A cura di Jeremy Lawson, Capo Economista, Standard Life Investments
Negli ultimi due anni ampie fasce dell’economia globale sono state frenate dalla bassa inflazione. L’inflazione CPI nei mercati sviluppati, che nel 2015 aveva registrato una media dello 0,3%, sembra destinata ad attestarsi allo 0,7% per quest’anno. Nei mercati emergenti l’inflazione è stata generalmente più elevata, anche se la lunga fase deflazionistica dei prezzi alla produzione in Cina dimostra che nemmeno gli emergenti sono stati immuni al trend globale. Le cause di questa bassa inflazione sono state discusse approfonditamente.
A spingere l’inflazione verso il basso è stato innanzitutto l’esteso calo dei prezzi delle materie prime, mentre molte economie lottavano per creare pressioni interne sui prezzi in linea con gli obiettivi di inflazione. La prima di queste forze ha già iniziato a ridursi e nei prossimi mesi la disinflazione dei prezzi delle materie prime continuerà a diminuire all’interno dei tassi di inflazione. Considerato il rally di alcuni mercati delle materie prime ci aspettiamo di vedere un lieve impulso inflazionistico su questo fronte. Le nostre previsioni riflettono questo miglioramento: ci aspettiamo un’accelerazione all’1,7% della crescita dei prezzi nei mercati sviluppati per il 2017.

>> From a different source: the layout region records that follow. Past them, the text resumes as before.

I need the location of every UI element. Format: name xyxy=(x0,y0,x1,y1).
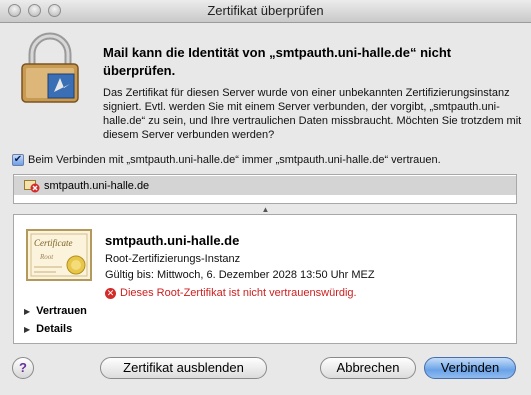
details-section-label: Details xyxy=(36,323,73,335)
connect-button[interactable]: Verbinden xyxy=(424,357,516,379)
disclosure-triangle-icon[interactable]: ▶ xyxy=(24,325,30,334)
trust-disclosure[interactable]: ▶ Vertrauen xyxy=(24,305,87,317)
certificate-chain-list[interactable]: smtpauth.uni-halle.de xyxy=(13,174,517,204)
lock-certificate-icon xyxy=(21,32,79,103)
hide-certificate-button[interactable]: Zertifikat ausblenden xyxy=(100,357,267,379)
certificate-image-subtitle: Root xyxy=(39,253,54,261)
split-view-handle[interactable]: ▲ xyxy=(0,206,531,214)
trust-section-label: Vertrauen xyxy=(36,305,87,317)
dialog-heading: Mail kann die Identität von „smtpauth.un… xyxy=(103,45,452,78)
certificate-image-icon: Certificate Root xyxy=(26,229,92,281)
dialog-description: Das Zertifikat für diesen Server wurde v… xyxy=(103,87,522,141)
always-trust-label: Beim Verbinden mit „smtpauth.uni-halle.d… xyxy=(28,154,441,166)
always-trust-row[interactable]: ✔ Beim Verbinden mit „smtpauth.uni-halle… xyxy=(12,152,522,168)
certificate-error-text: Dieses Root-Zertifikat ist nicht vertrau… xyxy=(120,287,357,299)
chain-item-label: smtpauth.uni-halle.de xyxy=(44,179,150,192)
certificate-error: ✕ Dieses Root-Zertifikat ist nicht vertr… xyxy=(105,287,357,299)
certificate-name: smtpauth.uni-halle.de xyxy=(105,233,240,248)
window-title: Zertifikat überprüfen xyxy=(207,3,324,18)
certificate-validity: Gültig bis: Mittwoch, 6. Dezember 2028 1… xyxy=(105,269,375,281)
chain-item[interactable]: smtpauth.uni-halle.de xyxy=(14,176,516,195)
certificate-details-panel: Certificate Root smtpauth.uni-halle.de R… xyxy=(13,214,517,344)
certificate-image-title: Certificate xyxy=(34,238,73,248)
cancel-button[interactable]: Abbrechen xyxy=(320,357,416,379)
help-button[interactable]: ? xyxy=(12,357,34,379)
certificate-type: Root-Zertifizierungs-Instanz xyxy=(105,253,241,265)
details-disclosure[interactable]: ▶ Details xyxy=(24,323,72,335)
error-icon: ✕ xyxy=(105,287,116,299)
certificate-error-icon xyxy=(24,179,40,192)
disclosure-triangle-icon[interactable]: ▶ xyxy=(24,307,30,316)
always-trust-checkbox[interactable]: ✔ xyxy=(12,154,24,166)
title-bar: Zertifikat überprüfen xyxy=(0,0,531,23)
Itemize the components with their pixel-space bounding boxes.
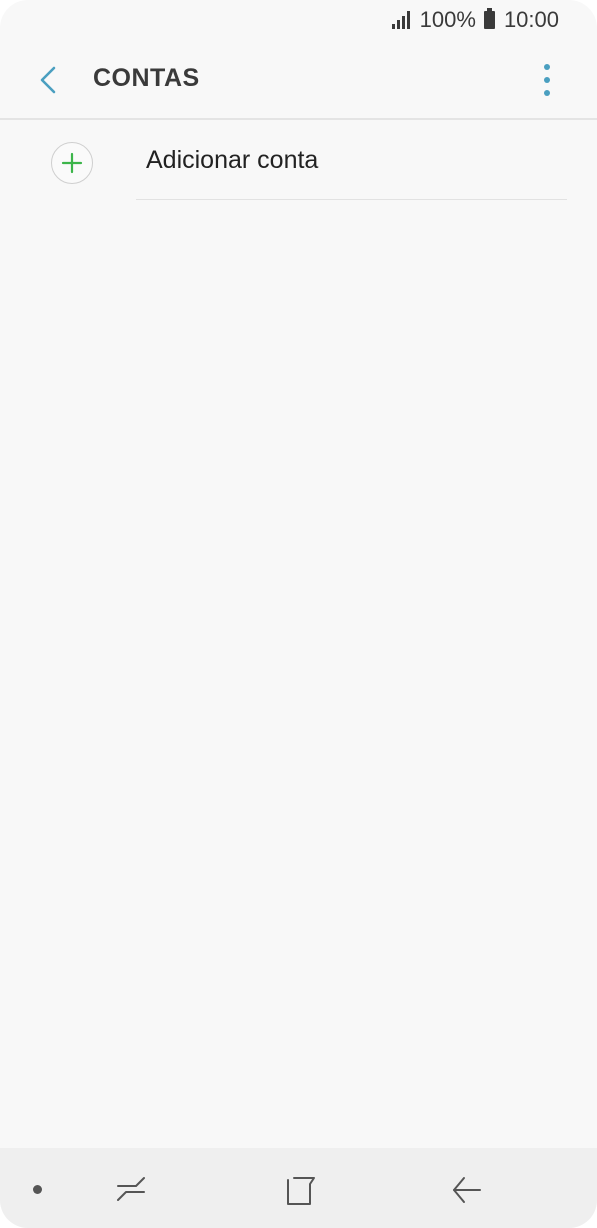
phone-screen: 100% 10:00 CONTAS Adicionar conta [0, 0, 597, 1228]
page-title: CONTAS [93, 64, 200, 92]
add-circle-icon [51, 142, 93, 184]
more-vert-dot [544, 77, 550, 83]
add-account-label: Adicionar conta [146, 146, 319, 174]
nav-dot-indicator [33, 1185, 42, 1194]
recents-icon [117, 1177, 145, 1201]
add-account-item[interactable]: Adicionar conta [0, 120, 597, 200]
back-icon [453, 1177, 481, 1203]
back-button[interactable] [30, 62, 66, 98]
plus-icon [61, 152, 83, 174]
home-icon [287, 1177, 315, 1205]
more-options-button[interactable] [537, 64, 557, 96]
status-bar: 100% 10:00 [0, 0, 597, 40]
back-nav-button[interactable] [446, 1170, 486, 1210]
signal-icon [391, 11, 410, 29]
battery-percent: 100% [419, 7, 476, 32]
more-vert-icon [544, 64, 550, 70]
app-bar: CONTAS [0, 40, 597, 118]
list-divider [136, 199, 567, 200]
home-button[interactable] [280, 1170, 320, 1210]
clock: 10:00 [503, 7, 559, 32]
battery-icon [483, 8, 495, 29]
more-vert-dot [544, 90, 550, 96]
recents-button[interactable] [112, 1172, 152, 1208]
back-arrow-icon [40, 66, 56, 94]
navigation-bar [0, 1148, 597, 1228]
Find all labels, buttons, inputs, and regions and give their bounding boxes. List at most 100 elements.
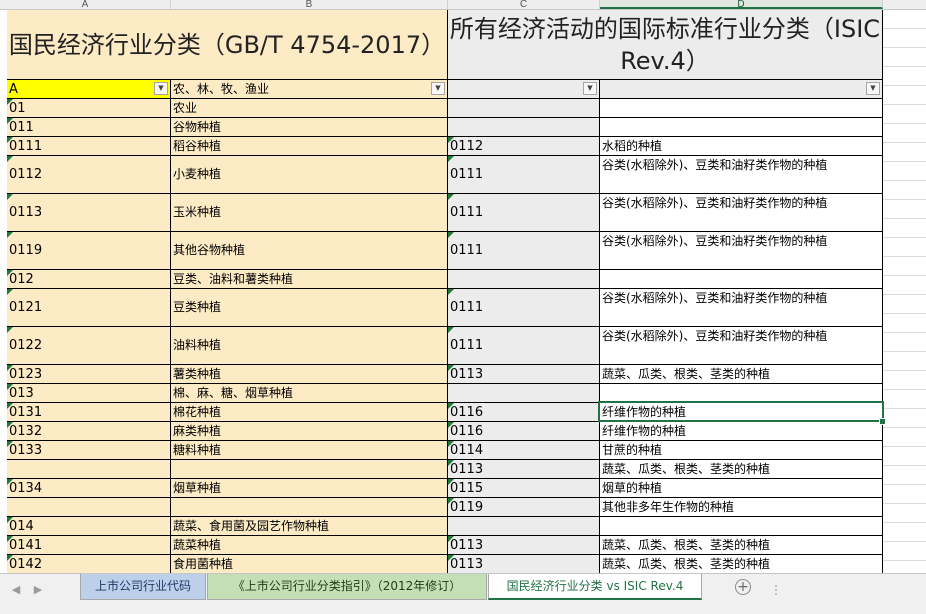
cell-name-isic[interactable]: 烟草的种植 [600, 479, 883, 498]
cell-name-isic[interactable]: 谷类(水稻除外)、豆类和油籽类作物的种植 [600, 194, 883, 232]
cell-code-gb[interactable]: 0121 [7, 289, 171, 327]
cell-code-gb[interactable]: 0132 [7, 422, 171, 441]
cell-code-gb[interactable]: 0131 [7, 403, 171, 422]
cell-name-gb[interactable]: 棉花种植 [171, 403, 448, 422]
cell-name-isic[interactable] [600, 99, 883, 118]
sheet-tab-listed-company-codes[interactable]: 上市公司行业代码 [80, 574, 206, 600]
add-sheet-icon[interactable]: + [735, 579, 751, 595]
column-header-a[interactable]: A [0, 0, 171, 9]
cell-code-gb[interactable]: 0142 [7, 555, 171, 573]
cell-code-isic[interactable]: 0111 [448, 232, 600, 270]
cell-code-gb[interactable]: 014 [7, 517, 171, 536]
cell-code-isic[interactable] [448, 270, 600, 289]
cell-name-isic[interactable]: 蔬菜、瓜类、根类、茎类的种植 [600, 365, 883, 384]
cell-code-gb[interactable]: 012 [7, 270, 171, 289]
cell-name-gb[interactable]: 谷物种植 [171, 118, 448, 137]
cell-code-gb[interactable]: 011 [7, 118, 171, 137]
cell-code-isic[interactable]: 0116 [448, 422, 600, 441]
cell-code-isic[interactable]: 0115 [448, 479, 600, 498]
cell-code-isic[interactable] [448, 384, 600, 403]
prev-sheet-icon[interactable]: ◀ [8, 582, 24, 598]
filter-cell-b[interactable]: 农、林、牧、渔业 ▼ [171, 80, 448, 99]
cell-code-gb[interactable]: 0141 [7, 536, 171, 555]
next-sheet-icon[interactable]: ▶ [30, 582, 46, 598]
cell-name-isic[interactable]: 水稻的种植 [600, 137, 883, 156]
filter-dropdown-c-icon[interactable]: ▼ [583, 82, 597, 95]
cell-name-gb[interactable] [171, 498, 448, 517]
cell-name-gb[interactable]: 油料种植 [171, 327, 448, 365]
cell-name-gb[interactable]: 蔬菜种植 [171, 536, 448, 555]
cell-name-isic[interactable]: 甘蔗的种植 [600, 441, 883, 460]
cell-code-gb[interactable] [7, 460, 171, 479]
cell-code-isic[interactable]: 0119 [448, 498, 600, 517]
filter-dropdown-b-icon[interactable]: ▼ [431, 82, 445, 95]
cell-code-isic[interactable]: 0111 [448, 289, 600, 327]
filter-dropdown-d-icon[interactable]: ▼ [866, 82, 880, 95]
cell-code-gb[interactable] [7, 498, 171, 517]
cell-code-isic[interactable]: 0114 [448, 441, 600, 460]
cell-name-isic[interactable] [600, 384, 883, 403]
cell-code-gb[interactable]: 0113 [7, 194, 171, 232]
cell-code-isic[interactable]: 0113 [448, 460, 600, 479]
cell-name-isic[interactable]: 其他非多年生作物的种植 [600, 498, 883, 517]
cell-name-isic[interactable]: 纤维作物的种植 [600, 403, 883, 422]
cell-code-gb[interactable]: 0133 [7, 441, 171, 460]
cell-code-isic[interactable]: 0113 [448, 365, 600, 384]
cell-code-isic[interactable]: 0111 [448, 156, 600, 194]
cell-code-isic[interactable]: 0111 [448, 327, 600, 365]
cell-code-gb[interactable]: 01 [7, 99, 171, 118]
cell-name-gb[interactable]: 蔬菜、食用菌及园艺作物种植 [171, 517, 448, 536]
cell-name-gb[interactable] [171, 460, 448, 479]
cell-name-isic[interactable]: 蔬菜、瓜类、根类、茎类的种植 [600, 460, 883, 479]
title-right-cell[interactable]: 所有经济活动的国际标准行业分类（ISIC Rev.4） [448, 10, 883, 80]
cell-code-isic[interactable] [448, 118, 600, 137]
cell-name-isic[interactable]: 谷类(水稻除外)、豆类和油籽类作物的种植 [600, 289, 883, 327]
cell-name-gb[interactable]: 麻类种植 [171, 422, 448, 441]
filter-dropdown-a-icon[interactable]: ▼ [154, 82, 168, 95]
sheet-tab-gb-vs-isic[interactable]: 国民经济行业分类 vs ISIC Rev.4 [488, 574, 702, 600]
cell-code-isic[interactable]: 0113 [448, 555, 600, 573]
cell-name-gb[interactable]: 农业 [171, 99, 448, 118]
cell-name-isic[interactable] [600, 270, 883, 289]
column-header-b[interactable]: B [171, 0, 448, 9]
more-tabs-icon[interactable]: ⋮ [770, 583, 782, 597]
cell-name-gb[interactable]: 稻谷种植 [171, 137, 448, 156]
cell-code-isic[interactable]: 0113 [448, 536, 600, 555]
cell-code-isic[interactable] [448, 99, 600, 118]
cell-name-gb[interactable]: 豆类种植 [171, 289, 448, 327]
cell-name-gb[interactable]: 小麦种植 [171, 156, 448, 194]
cell-name-gb[interactable]: 食用菌种植 [171, 555, 448, 573]
cell-name-isic[interactable]: 蔬菜、瓜类、根类、茎类的种植 [600, 555, 883, 573]
cell-name-isic[interactable] [600, 118, 883, 137]
cell-name-gb[interactable]: 其他谷物种植 [171, 232, 448, 270]
cell-code-isic[interactable]: 0111 [448, 194, 600, 232]
cell-name-gb[interactable]: 豆类、油料和薯类种植 [171, 270, 448, 289]
cell-name-isic[interactable]: 谷类(水稻除外)、豆类和油籽类作物的种植 [600, 327, 883, 365]
cell-name-gb[interactable]: 薯类种植 [171, 365, 448, 384]
cell-code-gb[interactable]: 0119 [7, 232, 171, 270]
cell-name-isic[interactable]: 谷类(水稻除外)、豆类和油籽类作物的种植 [600, 156, 883, 194]
cell-code-gb[interactable]: 0111 [7, 137, 171, 156]
filter-cell-c[interactable]: ▼ [448, 80, 600, 99]
filter-cell-a[interactable]: A ▼ [7, 80, 171, 99]
title-left-cell[interactable]: 国民经济行业分类（GB/T 4754-2017） [7, 10, 448, 80]
sheet-tab-classification-guide[interactable]: 《上市公司行业分类指引》（2012年修订） [207, 574, 487, 600]
filter-cell-d[interactable]: ▼ [600, 80, 883, 99]
cell-code-isic[interactable]: 0112 [448, 137, 600, 156]
empty-column-area[interactable] [883, 10, 926, 573]
cell-name-isic[interactable] [600, 517, 883, 536]
cell-name-isic[interactable]: 蔬菜、瓜类、根类、茎类的种植 [600, 536, 883, 555]
spreadsheet-grid[interactable]: A B C D 国民经济行业分类（GB/T 4754-2017） 所有经济活动的… [0, 0, 926, 573]
cell-name-gb[interactable]: 糖料种植 [171, 441, 448, 460]
cell-name-isic[interactable]: 谷类(水稻除外)、豆类和油籽类作物的种植 [600, 232, 883, 270]
cell-code-gb[interactable]: 0134 [7, 479, 171, 498]
cell-code-isic[interactable]: 0116 [448, 403, 600, 422]
cell-code-isic[interactable] [448, 517, 600, 536]
fill-handle[interactable] [879, 418, 886, 425]
cell-code-gb[interactable]: 0123 [7, 365, 171, 384]
cell-code-gb[interactable]: 0122 [7, 327, 171, 365]
cell-code-gb[interactable]: 013 [7, 384, 171, 403]
cell-name-gb[interactable]: 烟草种植 [171, 479, 448, 498]
cell-name-isic[interactable]: 纤维作物的种植 [600, 422, 883, 441]
column-header-d[interactable]: D [600, 0, 883, 9]
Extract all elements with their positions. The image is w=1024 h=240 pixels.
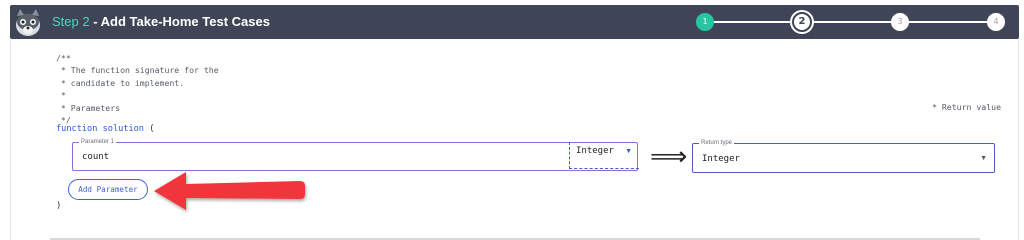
stepper-connector [810,21,892,23]
header-bar: Step 2 - Add Take-Home Test Cases 1 2 3 … [10,5,1019,39]
caret-down-icon: ▼ [980,155,987,162]
parameter-1-name-input[interactable]: count [82,152,109,162]
step-3-indicator[interactable]: 3 [891,13,909,31]
step-4-indicator[interactable]: 4 [987,13,1005,31]
raccoon-logo-icon [16,9,40,36]
parameter-1-legend: Parameter 1 [79,138,117,146]
step-2-indicator[interactable]: 2 [792,12,812,32]
progress-stepper: 1 2 3 4 [686,12,1005,32]
return-type-value: Integer [702,154,740,164]
return-value-comment: * Return value [932,102,1002,112]
title-text: - Add Take-Home Test Cases [89,14,270,29]
stepper-connector [900,21,988,23]
function-name: solution [102,124,144,134]
caret-down-icon: ▼ [625,148,632,155]
add-parameter-button[interactable]: Add Parameter [68,179,148,200]
open-paren: ( [149,124,155,134]
step-prefix: Step 2 [52,14,90,29]
stepper-connector [704,21,796,23]
page-title: Step 2 - Add Take-Home Test Cases [52,14,270,29]
parameter-1-field[interactable]: Parameter 1 count Integer ▼ [72,138,639,171]
return-type-legend: Return type [699,139,735,147]
signature-comment: /** * The function signature for the * c… [56,53,219,126]
function-keyword: function [56,124,98,134]
step-1-indicator[interactable]: 1 [696,13,714,31]
parameter-1-type-value: Integer [576,146,614,156]
function-declaration: function solution ( [56,124,154,134]
close-paren: ) [56,201,62,211]
parameter-1-type-select[interactable]: Integer ▼ [569,142,639,169]
red-arrow-left-icon [154,172,305,210]
return-type-select[interactable]: Return type Integer ▼ [692,139,995,173]
double-arrow-right-icon: ⟹ [650,142,688,172]
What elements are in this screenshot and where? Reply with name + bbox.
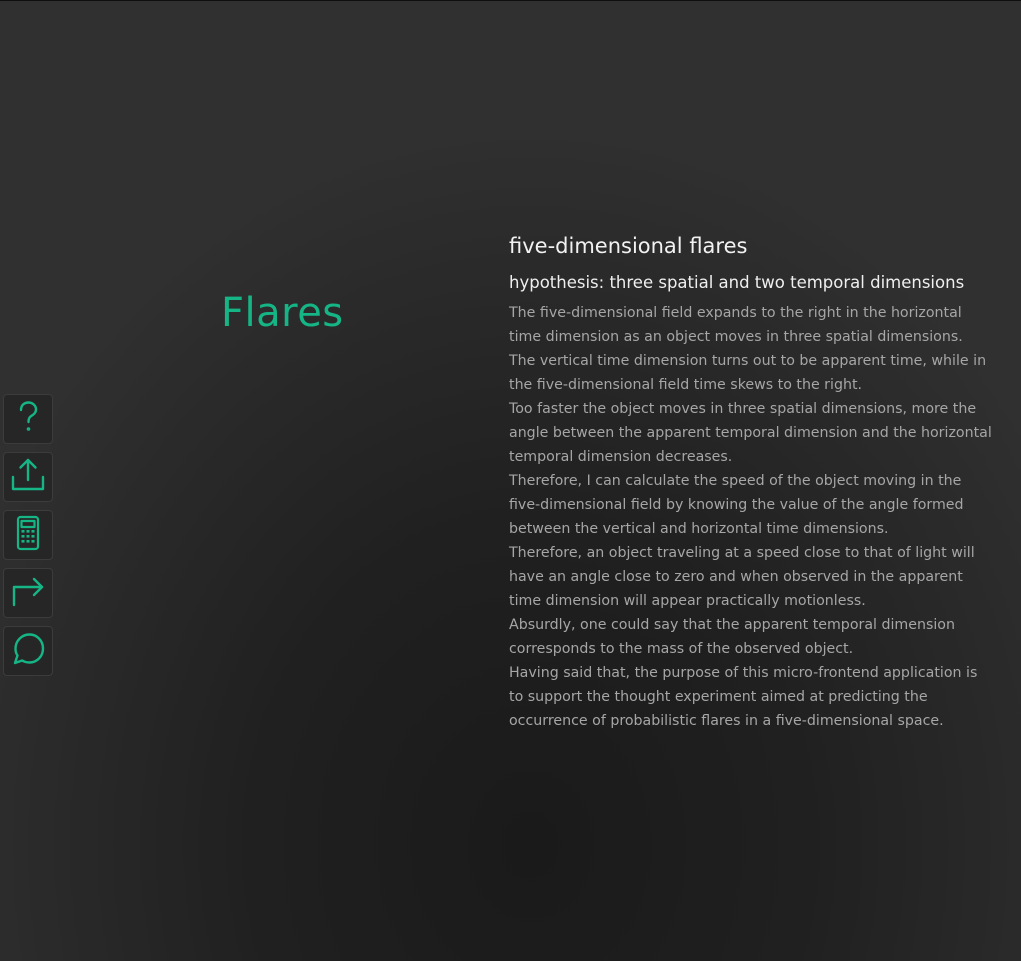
forward-button[interactable]	[3, 568, 53, 618]
arrow-turn-right-icon	[10, 573, 46, 613]
help-button[interactable]	[3, 394, 53, 444]
paragraph-list: The five-dimensional field expands to th…	[509, 301, 995, 733]
question-mark-icon	[10, 399, 46, 439]
calculator-icon	[10, 515, 46, 555]
paragraph: Therefore, an object traveling at a spee…	[509, 545, 975, 609]
paragraph: Too faster the object moves in three spa…	[509, 401, 992, 465]
paragraph: The vertical time dimension turns out to…	[509, 353, 987, 393]
content-subheading: hypothesis: three spatial and two tempor…	[509, 273, 965, 292]
calculator-button[interactable]	[3, 510, 53, 560]
chat-bubble-icon	[10, 631, 46, 671]
paragraph: The five-dimensional field expands to th…	[509, 305, 963, 345]
app-title: Flares	[221, 290, 344, 336]
top-border	[0, 0, 1021, 1]
chat-button[interactable]	[3, 626, 53, 676]
content-panel: five-dimensional flares hypothesis: thre…	[509, 232, 995, 733]
paragraph: Having said that, the purpose of this mi…	[509, 665, 978, 729]
upload-icon	[10, 457, 46, 497]
paragraph: Therefore, I can calculate the speed of …	[509, 473, 964, 537]
content-heading: five-dimensional flares	[509, 234, 748, 258]
paragraph: Absurdly, one could say that the apparen…	[509, 617, 955, 657]
upload-button[interactable]	[3, 452, 53, 502]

Questo significa che non dobbiamo più temere una “lowflation”? Non del tutto. Escludendo l’andamento dei prezzi delle materie prime, i segni di una più forte inflazione core sono al massimo sporadici. Negli Stati Uniti la crescita dei salari e l’inflazione core sono in rialzo e potrebbero accelerare ulteriormente nel 2018 se l’operato del governo repubblicano porterà a un grande stimolo fiscale. Questo rappresenterebbe un problema per il FOMC. Ci aspettiamo inoltre che nel Regno Unito vi sia un aumento significativo del tasso di inflazione, anche se questo riflette in larga misura l’impatto del deprezzamento della sterlina. Prevediamo infatti, che l’indebolimento dell’economia farà vacillare l’inflazione generata dall’interno, permettendo alla Banca d’Inghilterra di mantenere una politica accomodante.
L’ Eurozona continua invece a lottare per generare inflazione, con una capacità disponibile ancora apparentemente abbondante. Analogamente, analizzando i dati su salari e costi unitari in Giappone vi è scarsa evidenza che la crescita dei prezzi si stia avvicinando al target. Pertanto, se da un lato l’aumento dell’inflazione è utile, dall’altro non potrà dissipare i timori legati ai bassi tassi di inflazione in questi mercati.